As a direct result of this performance Holly was offered a contract with Decca Records. Then on Feb 8,1956, when signing the contract he changed his name from "Holley" to "Holly". During his first recording session he put down the classic rocker "That'll Be The Day", which took its title from a phrase that John Wayne's character used throughout his 1956 film, The Searchers.
Many of the songs that he was later to compose including "That'll Be The Day" feature a vocal "hiccup" pioneered in the main by Elvis Presley to break-up certain words - Example "I love you Peggy Sue with a love so rare and tr-ue, also with "Rave On" which starts with "Weh-eh-ell.
Buddy Holly Toured Australia for Lee Gordon in 1958. That same year he met Maria Elena Santiago while she was working as a receptionist for Peer-Southern Music.
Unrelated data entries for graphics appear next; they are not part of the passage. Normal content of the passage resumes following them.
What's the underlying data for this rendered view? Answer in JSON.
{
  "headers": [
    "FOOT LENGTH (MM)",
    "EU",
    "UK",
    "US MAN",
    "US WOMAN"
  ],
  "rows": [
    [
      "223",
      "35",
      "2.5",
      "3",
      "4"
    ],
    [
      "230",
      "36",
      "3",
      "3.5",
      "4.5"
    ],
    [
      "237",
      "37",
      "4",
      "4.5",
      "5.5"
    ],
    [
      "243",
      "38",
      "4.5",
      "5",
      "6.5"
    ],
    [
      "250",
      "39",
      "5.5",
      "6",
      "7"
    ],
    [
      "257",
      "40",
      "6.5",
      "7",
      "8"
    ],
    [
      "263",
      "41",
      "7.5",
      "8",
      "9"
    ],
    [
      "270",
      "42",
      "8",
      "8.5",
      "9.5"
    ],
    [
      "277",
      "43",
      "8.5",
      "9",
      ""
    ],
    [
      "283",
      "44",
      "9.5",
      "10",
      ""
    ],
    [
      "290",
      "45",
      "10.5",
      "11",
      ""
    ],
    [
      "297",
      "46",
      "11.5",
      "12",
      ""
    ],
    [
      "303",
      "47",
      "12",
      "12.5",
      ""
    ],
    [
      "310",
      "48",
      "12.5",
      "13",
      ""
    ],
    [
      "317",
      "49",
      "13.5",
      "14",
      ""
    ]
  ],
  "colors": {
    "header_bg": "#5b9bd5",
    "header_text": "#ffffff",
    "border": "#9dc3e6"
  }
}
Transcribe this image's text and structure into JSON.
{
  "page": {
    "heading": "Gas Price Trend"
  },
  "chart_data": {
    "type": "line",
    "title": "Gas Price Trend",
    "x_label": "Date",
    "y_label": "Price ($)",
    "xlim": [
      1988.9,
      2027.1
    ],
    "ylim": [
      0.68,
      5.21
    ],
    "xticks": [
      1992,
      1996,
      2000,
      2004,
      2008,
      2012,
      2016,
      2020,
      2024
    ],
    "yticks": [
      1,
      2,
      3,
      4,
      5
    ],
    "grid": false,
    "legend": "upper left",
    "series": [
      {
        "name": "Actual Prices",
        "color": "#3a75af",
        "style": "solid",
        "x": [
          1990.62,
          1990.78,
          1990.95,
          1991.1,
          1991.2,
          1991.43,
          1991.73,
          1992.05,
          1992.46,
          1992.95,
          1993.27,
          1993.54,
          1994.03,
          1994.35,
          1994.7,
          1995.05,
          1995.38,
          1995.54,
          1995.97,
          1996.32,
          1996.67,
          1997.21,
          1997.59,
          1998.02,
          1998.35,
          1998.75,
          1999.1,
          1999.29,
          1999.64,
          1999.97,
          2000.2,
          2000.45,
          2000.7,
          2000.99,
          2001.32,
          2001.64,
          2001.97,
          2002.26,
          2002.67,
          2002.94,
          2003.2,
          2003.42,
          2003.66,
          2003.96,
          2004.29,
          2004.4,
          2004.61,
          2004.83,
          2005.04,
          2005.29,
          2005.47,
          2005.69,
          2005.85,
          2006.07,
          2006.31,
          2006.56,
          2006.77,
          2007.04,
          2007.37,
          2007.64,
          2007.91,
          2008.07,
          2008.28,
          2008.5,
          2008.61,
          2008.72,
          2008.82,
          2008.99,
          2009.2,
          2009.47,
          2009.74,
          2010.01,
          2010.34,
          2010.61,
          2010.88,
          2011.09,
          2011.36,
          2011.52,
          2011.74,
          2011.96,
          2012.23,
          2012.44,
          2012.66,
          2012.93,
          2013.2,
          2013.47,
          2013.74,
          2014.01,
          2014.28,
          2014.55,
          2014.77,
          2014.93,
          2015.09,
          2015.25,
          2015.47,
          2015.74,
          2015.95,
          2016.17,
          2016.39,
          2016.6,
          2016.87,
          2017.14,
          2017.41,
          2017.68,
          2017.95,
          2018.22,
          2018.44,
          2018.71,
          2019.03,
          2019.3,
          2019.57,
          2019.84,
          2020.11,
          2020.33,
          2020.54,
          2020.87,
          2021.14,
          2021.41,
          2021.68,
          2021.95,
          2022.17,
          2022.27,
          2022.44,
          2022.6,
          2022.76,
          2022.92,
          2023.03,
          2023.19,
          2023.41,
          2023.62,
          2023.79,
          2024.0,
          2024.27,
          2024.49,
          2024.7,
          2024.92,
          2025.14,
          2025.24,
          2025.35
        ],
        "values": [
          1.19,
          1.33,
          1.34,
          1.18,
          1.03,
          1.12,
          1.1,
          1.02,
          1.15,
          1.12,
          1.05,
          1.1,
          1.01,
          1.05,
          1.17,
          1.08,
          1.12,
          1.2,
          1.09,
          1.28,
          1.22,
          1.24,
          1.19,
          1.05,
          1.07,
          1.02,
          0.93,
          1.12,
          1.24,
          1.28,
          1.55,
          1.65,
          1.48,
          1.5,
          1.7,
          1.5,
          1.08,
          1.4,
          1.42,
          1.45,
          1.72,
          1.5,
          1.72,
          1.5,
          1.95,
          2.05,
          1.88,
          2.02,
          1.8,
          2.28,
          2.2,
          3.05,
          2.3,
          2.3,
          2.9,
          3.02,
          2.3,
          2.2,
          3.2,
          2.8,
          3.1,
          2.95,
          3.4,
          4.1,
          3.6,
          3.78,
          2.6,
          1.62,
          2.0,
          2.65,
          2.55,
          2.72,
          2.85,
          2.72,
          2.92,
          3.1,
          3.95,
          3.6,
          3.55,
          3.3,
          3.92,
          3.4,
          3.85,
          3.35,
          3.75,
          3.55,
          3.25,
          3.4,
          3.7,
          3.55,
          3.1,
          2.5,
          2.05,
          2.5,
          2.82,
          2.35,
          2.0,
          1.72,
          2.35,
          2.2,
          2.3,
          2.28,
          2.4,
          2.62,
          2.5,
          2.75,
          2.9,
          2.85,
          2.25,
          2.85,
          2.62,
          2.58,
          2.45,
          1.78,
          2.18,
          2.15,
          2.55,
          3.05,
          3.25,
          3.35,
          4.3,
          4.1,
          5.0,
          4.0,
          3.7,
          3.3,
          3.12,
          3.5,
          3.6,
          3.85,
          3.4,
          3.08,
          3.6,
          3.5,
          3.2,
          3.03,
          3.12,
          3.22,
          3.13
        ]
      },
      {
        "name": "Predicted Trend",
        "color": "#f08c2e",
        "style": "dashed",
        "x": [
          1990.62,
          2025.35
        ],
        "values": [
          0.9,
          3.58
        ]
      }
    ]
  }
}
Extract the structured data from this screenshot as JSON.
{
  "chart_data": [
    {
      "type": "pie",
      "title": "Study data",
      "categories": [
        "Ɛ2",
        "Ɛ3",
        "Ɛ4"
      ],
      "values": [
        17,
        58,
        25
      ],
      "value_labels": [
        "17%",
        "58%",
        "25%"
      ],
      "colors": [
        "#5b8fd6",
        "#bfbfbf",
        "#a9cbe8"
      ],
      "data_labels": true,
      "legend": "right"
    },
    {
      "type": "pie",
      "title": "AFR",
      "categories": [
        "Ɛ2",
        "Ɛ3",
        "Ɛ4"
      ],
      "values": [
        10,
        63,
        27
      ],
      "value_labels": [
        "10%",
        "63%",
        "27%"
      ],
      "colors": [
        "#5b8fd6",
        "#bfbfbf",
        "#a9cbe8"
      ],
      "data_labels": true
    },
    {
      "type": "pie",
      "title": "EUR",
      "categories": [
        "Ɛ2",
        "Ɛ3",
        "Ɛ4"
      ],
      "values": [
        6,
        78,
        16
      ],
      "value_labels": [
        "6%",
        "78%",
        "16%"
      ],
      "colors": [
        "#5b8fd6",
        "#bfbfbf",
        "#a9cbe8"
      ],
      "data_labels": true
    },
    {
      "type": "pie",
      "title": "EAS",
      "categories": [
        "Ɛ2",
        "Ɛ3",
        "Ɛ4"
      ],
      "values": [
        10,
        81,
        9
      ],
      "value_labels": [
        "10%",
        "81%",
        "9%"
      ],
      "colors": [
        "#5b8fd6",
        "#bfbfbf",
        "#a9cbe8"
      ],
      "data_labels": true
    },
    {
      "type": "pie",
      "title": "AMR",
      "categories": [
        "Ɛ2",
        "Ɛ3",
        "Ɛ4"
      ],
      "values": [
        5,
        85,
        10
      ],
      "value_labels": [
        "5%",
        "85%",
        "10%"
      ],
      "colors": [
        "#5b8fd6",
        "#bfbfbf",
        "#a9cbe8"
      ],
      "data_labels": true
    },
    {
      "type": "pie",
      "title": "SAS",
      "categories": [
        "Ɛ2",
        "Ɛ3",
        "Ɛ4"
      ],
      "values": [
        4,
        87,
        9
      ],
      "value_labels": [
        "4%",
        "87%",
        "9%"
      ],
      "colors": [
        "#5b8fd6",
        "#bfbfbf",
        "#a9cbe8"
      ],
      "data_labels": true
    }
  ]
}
Legend tells us that he proposed to her on their very first date and they were married in Lubbock Texas on 15 August 1958, just two months after they met.
If Buddy had lived he would be celebrating his 50th
Wedding Anniversary.
Although his success lasted only a year and a half before his death in an airplane crash (which also took the lives of fellow musicians Ritchie Valens & The Big Bopper), Holly is described by Historians (next to Chuck Berry) as one of the most influential creative forces in early Rock 'n' Roll, profoundly Influencing later artists such as The Beatles & The Rolling Stones. The Stones were to record a cover of Holly's "Not Fade Away" Buddy Holly's funeral was held on Feb 7, 1959 at
the Tabernacle Baptist Church in Lubbock. He was buried in the City of Lubbock Cemetery.
His headstone carries the correct spelling of his surname (Holley) and a carving of his Fender Stratocaster guitar.
Note: Buddy's widow Maria Elena was two weeks pregnant at the time of his death. She would ultimately miscarry and loose the baby. Maria did not attend the funeral.